Findings in a report on the mistakes made at the hospital where Brian Sinclair sat for 34 hours unattended must be probed by the inquest looking into the man's unnecessary death from a bladder infection. The report, a critical-incident review, reportedly found four times others waiting in the ER asked, to no avail, for help for the man.
Further, the review said there had been other occasions in which people went to Health Sciences Centre for help, and either did not make it onto the ER triage list in line for assessment by a nurse, or had their names stroked off without being triaged. The use of the list has become central to the inquest now underway into Mr. Sinclair's death in 2008. The legless man sat in his wheelchair at the triage desk, where he was greeted by a triage aide, who wrote details onto the triage list. But Mr. Sinclair was never called by nurses. The paper was never found by investigators.
The reports of the critical-incident review indicate staff in the ER often regarded people waiting there as a threat. The four attempts by people to draw Mr. Sinclair to the attention of security guards, nurses and triage aides were futile -- nurses said they were busy, and one security guard said the aboriginal man was merely seeking shelter. The inquest has heard a guard believed he was intoxicated and sleeping it off, although there is no evidence of that.

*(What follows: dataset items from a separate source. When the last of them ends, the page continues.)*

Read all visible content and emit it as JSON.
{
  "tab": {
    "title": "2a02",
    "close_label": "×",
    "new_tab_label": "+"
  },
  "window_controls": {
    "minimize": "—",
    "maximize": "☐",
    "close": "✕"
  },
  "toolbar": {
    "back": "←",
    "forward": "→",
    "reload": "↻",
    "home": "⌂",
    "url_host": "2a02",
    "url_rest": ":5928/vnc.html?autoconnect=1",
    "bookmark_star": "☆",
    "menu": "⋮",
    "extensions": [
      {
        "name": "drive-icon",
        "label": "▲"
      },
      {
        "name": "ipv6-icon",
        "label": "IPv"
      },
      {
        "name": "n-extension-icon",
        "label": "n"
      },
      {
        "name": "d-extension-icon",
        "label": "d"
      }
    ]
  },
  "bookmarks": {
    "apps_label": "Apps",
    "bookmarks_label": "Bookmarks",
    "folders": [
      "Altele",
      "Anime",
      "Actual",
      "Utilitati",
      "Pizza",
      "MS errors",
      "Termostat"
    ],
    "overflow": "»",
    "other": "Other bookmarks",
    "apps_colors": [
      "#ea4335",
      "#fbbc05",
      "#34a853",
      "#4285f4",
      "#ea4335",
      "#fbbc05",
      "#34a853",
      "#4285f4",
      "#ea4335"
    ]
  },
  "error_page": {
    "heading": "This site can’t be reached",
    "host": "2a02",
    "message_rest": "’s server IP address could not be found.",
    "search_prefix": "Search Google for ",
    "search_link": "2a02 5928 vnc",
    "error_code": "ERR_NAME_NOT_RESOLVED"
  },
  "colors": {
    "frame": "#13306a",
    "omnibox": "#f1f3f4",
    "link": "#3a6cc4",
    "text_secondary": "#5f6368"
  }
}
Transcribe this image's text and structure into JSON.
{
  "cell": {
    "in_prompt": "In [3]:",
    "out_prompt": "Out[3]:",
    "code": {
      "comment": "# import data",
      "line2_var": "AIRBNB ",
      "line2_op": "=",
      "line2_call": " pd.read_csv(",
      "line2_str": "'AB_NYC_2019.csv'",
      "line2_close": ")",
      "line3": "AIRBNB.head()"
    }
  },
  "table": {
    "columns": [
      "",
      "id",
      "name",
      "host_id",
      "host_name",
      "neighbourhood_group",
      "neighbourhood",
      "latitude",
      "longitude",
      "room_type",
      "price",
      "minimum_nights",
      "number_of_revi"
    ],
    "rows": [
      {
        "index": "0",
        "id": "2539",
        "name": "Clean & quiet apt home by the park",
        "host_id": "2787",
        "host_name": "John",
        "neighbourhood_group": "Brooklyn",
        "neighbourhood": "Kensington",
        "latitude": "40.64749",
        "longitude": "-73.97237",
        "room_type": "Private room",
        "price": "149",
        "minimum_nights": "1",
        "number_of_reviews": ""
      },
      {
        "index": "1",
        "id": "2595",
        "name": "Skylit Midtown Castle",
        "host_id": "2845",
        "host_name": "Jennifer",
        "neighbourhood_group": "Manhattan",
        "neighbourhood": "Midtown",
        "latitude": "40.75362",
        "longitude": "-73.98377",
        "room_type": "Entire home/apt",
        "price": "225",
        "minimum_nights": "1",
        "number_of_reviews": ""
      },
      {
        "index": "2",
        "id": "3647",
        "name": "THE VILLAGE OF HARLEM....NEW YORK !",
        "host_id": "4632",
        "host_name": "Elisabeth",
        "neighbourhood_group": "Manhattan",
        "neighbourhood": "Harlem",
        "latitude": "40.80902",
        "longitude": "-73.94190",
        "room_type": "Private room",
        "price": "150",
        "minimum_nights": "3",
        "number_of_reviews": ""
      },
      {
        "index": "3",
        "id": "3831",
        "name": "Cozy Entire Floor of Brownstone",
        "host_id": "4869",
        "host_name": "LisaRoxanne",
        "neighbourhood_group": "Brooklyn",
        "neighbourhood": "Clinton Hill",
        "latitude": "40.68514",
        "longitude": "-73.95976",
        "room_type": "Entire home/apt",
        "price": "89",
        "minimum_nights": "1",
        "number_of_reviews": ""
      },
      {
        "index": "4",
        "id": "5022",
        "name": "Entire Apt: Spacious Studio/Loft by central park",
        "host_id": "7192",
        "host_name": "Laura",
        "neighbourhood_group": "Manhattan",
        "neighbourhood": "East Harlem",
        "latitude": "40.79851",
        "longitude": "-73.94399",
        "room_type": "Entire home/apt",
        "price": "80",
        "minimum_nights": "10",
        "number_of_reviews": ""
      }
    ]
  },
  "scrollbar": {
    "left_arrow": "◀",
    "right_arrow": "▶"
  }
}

The Winnipeg Regional Health Authority says the HSC process has changed, and the waiting room has been rearranged so nurses can see all patients. Now all seeking help are registered in computers and given a wristband; paper lists are not relied upon. (Patients at Misericordia's urgent care centre still sign a paper triage list before they are registered.)
The critical-incident report, written to examine and fix the causes of medical mistakes in the system, is protected by law from all legal proceedings. The facts revealed, however, are critical elements to the purpose of the inquest, which must compare these findings to those of the hospital's own administrative review, which has yet to be released. This is why senior officials of the WRHA, including chief medical officer Brock Wright, must be called to testify.